AIM-9 Sidewinder and AIM-120 Scorpion are mounted on LAU-7 or LAU-127/8 launchers, known as "rails".
Upon signal from the pilot, the motor fires. The missile goes forward.
The umbilical cable connecting the missile to the launcher breaks away as the missile moves forward.
As far as how they're held on, there is a spring loaded lock mechanism, that is overcome by the missile motor.
pg 3-22 here:
DETENT, DETENT LOCK, DETENT-LOCKSOLENOID, AND SNUBBERS.—The detent, detentlock, detent-lock solenoid, and forward snubbers (fig.3-18) make up an electromechanical system that restricts longitudinal and lateral motion of the mounted missile. This system prevents accidental launch or release during catapult takeoff or arrested landings. A slotted detent wrench/safety pin is installed through the mechanism assembly to prevent movement of the aft detent and to safe the launcher firing circuits. It is also used to raise the aft detent lug sufficiently to clear the missile hanger during loading.

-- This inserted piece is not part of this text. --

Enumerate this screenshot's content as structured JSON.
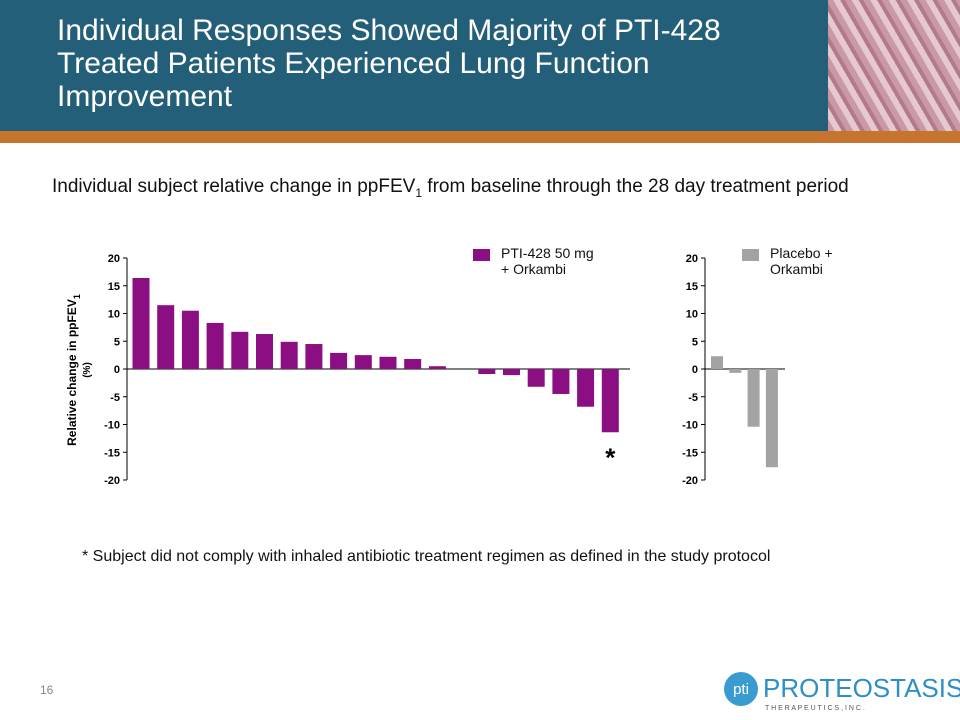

The slotted detent wrench/safety pin is removed before flight. When the detent is down (normal), the striker points make contact with the buttons (contacts) on the forward hanger of the missile. The forward striker point does not have a function for the missile; the aft striker point makes contact between the missile and the firing safety switch
Body mounted missiles such as an AIM 7 or AIM -120 on a F-15 are kicked out away from the fuselage a couple of feet before the missile motor activates. There is a long cable that breaks away once the missile starts to leave.
The ejector foot is actuated by a small explosive charge.